Recently, there has been a lot of talk about bring back civility to the political discourse. I know too much of US history, the duel between Burr and Hamilton, the accusations of Grover Cleveland having an illegitimate child, the yellow journalism of the early twentieth century, to be fooled into thinking civility was ever part of our political game. The change, as I see it, reduction to the absurdity of accusation. Why argue about a difference of policy when you can call the other side, Nazi. Yet, Nazism was a political philosophy based on a particular racial historical myth that no major main stream American politician holds currently. America does have real Neo-Nazis politicians, though they are a small fringe group. To call any major politician a Nazi is to abuse the word, Nazi. Abusing language like this is like pointing to dog and calling it a prickly pear.

I believe this further cheapening of our language comes from the world of marketing. In the marketing world, words with a strong emotional attachment are drained of their meaning and then tied to the product being sold.

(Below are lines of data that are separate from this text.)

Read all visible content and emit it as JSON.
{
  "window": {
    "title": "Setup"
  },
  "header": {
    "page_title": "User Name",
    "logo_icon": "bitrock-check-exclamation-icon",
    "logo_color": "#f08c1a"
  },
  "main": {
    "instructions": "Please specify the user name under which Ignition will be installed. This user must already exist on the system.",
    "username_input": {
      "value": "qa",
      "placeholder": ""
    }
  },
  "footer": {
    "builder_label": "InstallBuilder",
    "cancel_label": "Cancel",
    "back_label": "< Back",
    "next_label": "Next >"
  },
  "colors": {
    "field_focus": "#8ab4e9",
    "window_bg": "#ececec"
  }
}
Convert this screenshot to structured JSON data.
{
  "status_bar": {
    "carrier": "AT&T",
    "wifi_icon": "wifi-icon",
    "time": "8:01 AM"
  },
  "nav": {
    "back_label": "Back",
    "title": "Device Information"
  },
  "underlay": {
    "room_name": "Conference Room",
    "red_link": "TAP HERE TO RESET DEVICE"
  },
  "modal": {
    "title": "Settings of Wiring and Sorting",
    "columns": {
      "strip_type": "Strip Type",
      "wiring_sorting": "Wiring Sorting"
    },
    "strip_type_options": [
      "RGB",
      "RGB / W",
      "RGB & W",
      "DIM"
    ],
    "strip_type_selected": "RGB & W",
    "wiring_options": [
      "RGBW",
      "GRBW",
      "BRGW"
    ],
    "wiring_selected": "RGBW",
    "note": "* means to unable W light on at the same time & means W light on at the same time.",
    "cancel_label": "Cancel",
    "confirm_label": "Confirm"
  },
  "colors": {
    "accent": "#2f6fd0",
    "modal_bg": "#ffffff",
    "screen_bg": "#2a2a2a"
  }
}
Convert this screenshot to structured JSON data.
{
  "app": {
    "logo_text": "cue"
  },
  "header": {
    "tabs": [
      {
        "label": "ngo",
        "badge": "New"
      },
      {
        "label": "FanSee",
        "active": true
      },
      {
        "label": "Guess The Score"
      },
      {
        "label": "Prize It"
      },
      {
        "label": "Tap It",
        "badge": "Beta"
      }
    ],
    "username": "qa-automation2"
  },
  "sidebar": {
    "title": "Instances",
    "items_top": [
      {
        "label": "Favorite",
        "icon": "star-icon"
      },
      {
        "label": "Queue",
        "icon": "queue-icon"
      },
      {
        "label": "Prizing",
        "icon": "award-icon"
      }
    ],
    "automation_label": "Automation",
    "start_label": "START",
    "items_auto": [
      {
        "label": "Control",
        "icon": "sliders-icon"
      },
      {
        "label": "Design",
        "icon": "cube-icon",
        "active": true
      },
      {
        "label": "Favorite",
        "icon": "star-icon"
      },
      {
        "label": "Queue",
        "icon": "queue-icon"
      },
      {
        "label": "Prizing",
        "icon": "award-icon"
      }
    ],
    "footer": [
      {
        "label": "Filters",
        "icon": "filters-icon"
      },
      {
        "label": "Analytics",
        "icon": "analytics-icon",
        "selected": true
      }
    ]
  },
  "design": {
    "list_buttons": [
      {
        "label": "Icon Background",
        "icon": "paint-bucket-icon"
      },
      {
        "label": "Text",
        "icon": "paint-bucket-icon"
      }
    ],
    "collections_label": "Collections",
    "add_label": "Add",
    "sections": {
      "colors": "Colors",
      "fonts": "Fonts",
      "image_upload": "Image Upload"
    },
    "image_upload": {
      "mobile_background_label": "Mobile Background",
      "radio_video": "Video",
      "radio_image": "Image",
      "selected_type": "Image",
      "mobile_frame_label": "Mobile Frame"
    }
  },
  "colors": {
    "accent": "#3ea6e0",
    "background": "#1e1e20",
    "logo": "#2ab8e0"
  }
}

Freedom becomes toothpaste, choice becomes beer, love becomes driving a car. Words become muddled in meaning and powerful in raising emotions. Love, freedom and choice have nothing to do with the product they are attached to, and to pull off the trick, the words are purposely made vague. For a poet wishing to express the love of God, and isleft with words that conjure up less awe and more toothpaste, this is a tragedy. Quick, give a meaning to freedom.

This process now happens within our politics. The accusation of President Bush being a Fascist, the accusation of President Obama of being a Marxist, or the accusation that US is a dictatorship can only work if Fascism, Marxism, and Dictatorship are emptied of any real meaning, while retaining their emotional repulsion. Suddenly, the language is cheapen to the point of a fastfood plastic toy we can only choke on. How poor will become when we can no longer talk to each other because words can only bring up emotions. In the beginning was the Word. Words have to retain their meanings for us to give us any semblance of truth. To find love, we have to have at least a workable understanding of what love means.

The problem of our political discourse is not civility but a lack of reality, because to hear the political pundits talking and blogging in the media, our choice in November is between Marxists and Fascists and not between Republicans and Democrats. Let us mourn for our bleeding language.